Published On: Mon, Jul 29th, 2019

Liver transplants could be redundant with discovery of new liver cell, suggests a new study by researchers at King’s College London, who used single cell RNA sequencing to identify a type of cell that may be able to regenerate liver tissue, treating liver failure without the need for transplants. : Health

The title of the post is a copy and paste from the title and subtitle of the linked academic press release here:

Liver transplants could be redundant with discovery of new liver cell

Researchers at King’s College London have used single cell RNA sequencing to identify a type of cell that may be able to regenerate liver tissue, treating liver failure without the need for transplants.

Journal Reference:

Joe M. Segal, Deniz Kent, Daniel J. Wesche, Soon Seng Ng, Maria Serra, Bénédicte Oulès, Gozde Kar, Guy Emerton, Samuel J. I. Blackford, Spyros Darmanis, Rosa Miquel, Tu Vinh Luong, Ryo Yamamoto, Andrew Bonham, Wayel Jassem, Nigel Heaton, Alessandra Vigilante, Aileen King, Rocio Sancho, Sarah Teichmann, Stephen R. Quake, Hiromitsu Nakauchi, S. Tamir Rashid.

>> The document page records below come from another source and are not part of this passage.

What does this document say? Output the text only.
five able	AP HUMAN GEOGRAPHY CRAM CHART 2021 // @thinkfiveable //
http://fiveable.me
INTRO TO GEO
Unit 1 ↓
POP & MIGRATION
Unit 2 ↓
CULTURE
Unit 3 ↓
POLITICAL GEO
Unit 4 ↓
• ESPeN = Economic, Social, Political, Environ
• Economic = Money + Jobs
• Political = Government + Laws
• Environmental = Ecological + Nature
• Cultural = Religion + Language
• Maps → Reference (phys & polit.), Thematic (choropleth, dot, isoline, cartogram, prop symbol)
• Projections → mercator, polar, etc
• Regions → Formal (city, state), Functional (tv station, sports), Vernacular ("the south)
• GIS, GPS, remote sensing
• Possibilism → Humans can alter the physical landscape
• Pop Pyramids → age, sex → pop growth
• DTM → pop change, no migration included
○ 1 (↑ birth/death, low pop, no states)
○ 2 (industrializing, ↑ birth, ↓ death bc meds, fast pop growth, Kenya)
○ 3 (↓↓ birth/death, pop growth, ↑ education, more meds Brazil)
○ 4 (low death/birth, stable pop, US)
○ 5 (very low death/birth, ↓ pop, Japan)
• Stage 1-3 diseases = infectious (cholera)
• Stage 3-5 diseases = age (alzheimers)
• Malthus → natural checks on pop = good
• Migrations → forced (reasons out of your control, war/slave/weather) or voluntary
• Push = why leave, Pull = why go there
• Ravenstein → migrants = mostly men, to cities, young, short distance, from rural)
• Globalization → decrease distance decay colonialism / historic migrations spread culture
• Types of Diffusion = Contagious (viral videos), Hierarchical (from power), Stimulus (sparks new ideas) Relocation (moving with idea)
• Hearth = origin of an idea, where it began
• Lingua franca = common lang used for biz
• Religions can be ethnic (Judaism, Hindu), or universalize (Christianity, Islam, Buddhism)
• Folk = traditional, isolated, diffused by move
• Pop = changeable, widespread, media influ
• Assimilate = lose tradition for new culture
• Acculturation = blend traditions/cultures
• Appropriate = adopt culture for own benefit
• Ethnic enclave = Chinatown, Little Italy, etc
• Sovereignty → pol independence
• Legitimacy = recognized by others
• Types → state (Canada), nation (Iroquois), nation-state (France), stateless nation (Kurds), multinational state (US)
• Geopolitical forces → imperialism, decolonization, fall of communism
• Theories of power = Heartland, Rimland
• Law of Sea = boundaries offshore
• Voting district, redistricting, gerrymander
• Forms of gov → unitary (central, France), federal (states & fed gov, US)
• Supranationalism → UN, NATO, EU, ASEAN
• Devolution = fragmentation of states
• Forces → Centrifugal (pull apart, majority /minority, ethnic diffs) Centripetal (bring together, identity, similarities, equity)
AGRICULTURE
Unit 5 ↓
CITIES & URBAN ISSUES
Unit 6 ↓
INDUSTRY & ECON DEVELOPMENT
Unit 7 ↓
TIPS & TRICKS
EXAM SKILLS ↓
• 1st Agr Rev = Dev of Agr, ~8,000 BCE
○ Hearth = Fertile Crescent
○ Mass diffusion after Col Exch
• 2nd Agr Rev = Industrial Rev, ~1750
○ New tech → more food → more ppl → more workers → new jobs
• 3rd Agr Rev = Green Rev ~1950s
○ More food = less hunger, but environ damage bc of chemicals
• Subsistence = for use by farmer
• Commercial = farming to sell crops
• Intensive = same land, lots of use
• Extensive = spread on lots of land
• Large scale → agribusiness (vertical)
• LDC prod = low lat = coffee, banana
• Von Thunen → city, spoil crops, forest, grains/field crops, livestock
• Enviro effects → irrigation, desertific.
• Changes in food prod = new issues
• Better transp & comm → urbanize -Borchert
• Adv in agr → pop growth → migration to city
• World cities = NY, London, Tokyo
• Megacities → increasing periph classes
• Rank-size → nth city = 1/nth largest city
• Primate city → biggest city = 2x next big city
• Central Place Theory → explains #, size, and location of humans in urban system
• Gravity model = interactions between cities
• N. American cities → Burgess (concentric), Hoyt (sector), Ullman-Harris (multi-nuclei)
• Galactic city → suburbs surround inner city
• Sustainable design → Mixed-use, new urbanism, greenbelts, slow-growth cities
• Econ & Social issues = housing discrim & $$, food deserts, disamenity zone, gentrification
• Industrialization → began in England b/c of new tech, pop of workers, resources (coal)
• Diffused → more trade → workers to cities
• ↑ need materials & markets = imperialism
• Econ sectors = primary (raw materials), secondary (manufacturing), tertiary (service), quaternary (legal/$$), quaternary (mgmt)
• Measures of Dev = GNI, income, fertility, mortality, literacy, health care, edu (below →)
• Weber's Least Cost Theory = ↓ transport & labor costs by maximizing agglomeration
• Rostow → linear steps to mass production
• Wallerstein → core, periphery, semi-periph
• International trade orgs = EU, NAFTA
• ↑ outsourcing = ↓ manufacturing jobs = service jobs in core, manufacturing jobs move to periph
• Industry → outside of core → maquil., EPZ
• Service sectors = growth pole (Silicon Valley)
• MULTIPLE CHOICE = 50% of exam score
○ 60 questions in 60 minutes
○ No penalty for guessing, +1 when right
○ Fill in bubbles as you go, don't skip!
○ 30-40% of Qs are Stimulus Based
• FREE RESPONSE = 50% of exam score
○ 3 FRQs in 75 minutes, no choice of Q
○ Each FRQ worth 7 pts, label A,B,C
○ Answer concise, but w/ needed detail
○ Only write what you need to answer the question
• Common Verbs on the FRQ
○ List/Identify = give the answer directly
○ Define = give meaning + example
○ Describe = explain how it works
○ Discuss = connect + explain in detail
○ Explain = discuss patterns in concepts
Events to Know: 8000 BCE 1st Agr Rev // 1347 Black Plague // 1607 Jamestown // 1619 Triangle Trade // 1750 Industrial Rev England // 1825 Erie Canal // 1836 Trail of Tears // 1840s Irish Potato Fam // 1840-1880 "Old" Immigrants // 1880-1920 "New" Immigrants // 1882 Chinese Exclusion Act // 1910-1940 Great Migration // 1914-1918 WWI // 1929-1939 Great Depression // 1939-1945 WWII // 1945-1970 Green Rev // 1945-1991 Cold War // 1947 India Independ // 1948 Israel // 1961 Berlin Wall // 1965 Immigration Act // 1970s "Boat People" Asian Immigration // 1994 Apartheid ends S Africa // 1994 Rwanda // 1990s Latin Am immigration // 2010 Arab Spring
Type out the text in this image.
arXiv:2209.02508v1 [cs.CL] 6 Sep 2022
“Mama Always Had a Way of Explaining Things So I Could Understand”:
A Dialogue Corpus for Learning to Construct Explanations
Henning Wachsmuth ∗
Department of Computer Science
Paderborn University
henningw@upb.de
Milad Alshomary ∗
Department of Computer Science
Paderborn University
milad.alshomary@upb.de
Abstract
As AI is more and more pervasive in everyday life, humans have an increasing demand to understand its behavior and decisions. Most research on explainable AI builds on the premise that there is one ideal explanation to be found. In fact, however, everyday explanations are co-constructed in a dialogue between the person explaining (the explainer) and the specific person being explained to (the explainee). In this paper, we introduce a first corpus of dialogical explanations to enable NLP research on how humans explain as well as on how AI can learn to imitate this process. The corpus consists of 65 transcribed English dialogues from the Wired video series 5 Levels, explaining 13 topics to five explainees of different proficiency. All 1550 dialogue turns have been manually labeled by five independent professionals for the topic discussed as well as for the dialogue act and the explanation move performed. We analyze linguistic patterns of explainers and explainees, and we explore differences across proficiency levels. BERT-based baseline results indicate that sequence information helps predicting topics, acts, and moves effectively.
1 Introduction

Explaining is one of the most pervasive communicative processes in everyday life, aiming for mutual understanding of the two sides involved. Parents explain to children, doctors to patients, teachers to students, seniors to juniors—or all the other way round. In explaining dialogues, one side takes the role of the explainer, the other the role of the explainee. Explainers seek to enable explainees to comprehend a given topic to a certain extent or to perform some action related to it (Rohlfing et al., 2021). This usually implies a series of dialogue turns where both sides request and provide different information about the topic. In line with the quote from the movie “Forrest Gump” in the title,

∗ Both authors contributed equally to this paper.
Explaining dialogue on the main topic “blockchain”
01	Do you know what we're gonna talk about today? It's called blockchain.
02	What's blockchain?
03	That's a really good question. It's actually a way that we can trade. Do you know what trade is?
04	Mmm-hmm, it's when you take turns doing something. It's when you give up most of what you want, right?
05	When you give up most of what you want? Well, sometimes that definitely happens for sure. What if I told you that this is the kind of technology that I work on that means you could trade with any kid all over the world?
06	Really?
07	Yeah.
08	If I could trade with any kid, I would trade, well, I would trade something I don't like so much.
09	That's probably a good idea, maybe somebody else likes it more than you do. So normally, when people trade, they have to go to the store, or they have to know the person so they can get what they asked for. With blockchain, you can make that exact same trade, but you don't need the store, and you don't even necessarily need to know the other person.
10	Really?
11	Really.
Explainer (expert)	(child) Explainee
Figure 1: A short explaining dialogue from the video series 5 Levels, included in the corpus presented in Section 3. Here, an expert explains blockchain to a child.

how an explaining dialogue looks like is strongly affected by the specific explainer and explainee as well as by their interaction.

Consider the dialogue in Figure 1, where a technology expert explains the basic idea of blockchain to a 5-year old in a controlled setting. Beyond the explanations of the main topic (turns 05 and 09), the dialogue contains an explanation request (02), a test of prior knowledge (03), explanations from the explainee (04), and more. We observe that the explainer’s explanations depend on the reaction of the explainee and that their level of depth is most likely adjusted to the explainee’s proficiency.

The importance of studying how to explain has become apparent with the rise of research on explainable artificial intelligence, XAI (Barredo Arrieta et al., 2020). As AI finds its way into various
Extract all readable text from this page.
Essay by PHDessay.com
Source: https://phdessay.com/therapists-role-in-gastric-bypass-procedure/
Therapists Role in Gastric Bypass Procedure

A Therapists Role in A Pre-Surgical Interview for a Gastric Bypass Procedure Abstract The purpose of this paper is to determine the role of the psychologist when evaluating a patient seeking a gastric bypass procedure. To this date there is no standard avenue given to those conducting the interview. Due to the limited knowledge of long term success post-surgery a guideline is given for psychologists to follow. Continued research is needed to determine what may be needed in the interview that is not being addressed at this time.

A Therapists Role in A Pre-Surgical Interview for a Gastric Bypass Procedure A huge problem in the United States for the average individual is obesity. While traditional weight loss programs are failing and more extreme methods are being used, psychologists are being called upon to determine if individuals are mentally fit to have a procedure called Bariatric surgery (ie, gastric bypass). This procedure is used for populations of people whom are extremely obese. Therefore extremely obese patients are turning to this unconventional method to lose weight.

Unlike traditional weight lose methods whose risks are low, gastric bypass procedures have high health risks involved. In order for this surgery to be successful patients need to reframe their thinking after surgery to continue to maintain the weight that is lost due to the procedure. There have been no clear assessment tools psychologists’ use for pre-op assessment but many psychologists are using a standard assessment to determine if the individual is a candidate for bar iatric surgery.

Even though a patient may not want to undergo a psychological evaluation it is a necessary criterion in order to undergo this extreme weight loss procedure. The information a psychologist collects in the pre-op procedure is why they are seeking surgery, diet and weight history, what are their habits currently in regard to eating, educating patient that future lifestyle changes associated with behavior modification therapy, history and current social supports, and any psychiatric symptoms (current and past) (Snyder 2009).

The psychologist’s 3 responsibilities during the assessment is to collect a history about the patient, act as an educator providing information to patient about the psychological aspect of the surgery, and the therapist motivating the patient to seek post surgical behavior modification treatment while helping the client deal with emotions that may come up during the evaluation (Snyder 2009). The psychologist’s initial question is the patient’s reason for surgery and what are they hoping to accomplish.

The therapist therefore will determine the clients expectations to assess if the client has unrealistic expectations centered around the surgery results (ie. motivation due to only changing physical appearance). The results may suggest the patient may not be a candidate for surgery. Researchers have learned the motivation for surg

Single cell analysis of human foetal liver captures the transcriptional profile of hepatobiliary hybrid progenitors.

Nature Communications, 2019; 10 (1)

Link: https://www.nature.com/articles/s41467-019-11266-x

DOI: 10.1038/s41467-019-11266-x

Abstract

The liver parenchyma is composed of hepatocytes and bile duct epithelial cells (BECs). Controversy exists regarding the cellular origin of human liver parenchymal tissue generation during embryonic development, homeostasis or repair. Here we report the existence of a hepatobiliary hybrid progenitor (HHyP) population in human foetal liver using single-cell RNA sequencing. HHyPs are anatomically restricted to the ductal plate of foetal liver and maintain a transcriptional profile distinct from foetal hepatocytes, mature hepatocytes and mature BECs. In addition, molecular heterogeneity within the EpCAM+ population of freshly isolated foetal and adult human liver identifies diverse gene expression signatures of hepatic and biliary lineage potential. Finally, we FACS isolate foetal HHyPs and confirm their hybrid progenitor phenotype in vivo. Our study suggests that hepatobiliary progenitor cells previously identified in mice also exist in humans, and can be distinguished from other parenchymal populations, including mature BECs, by distinct gene expression profiles.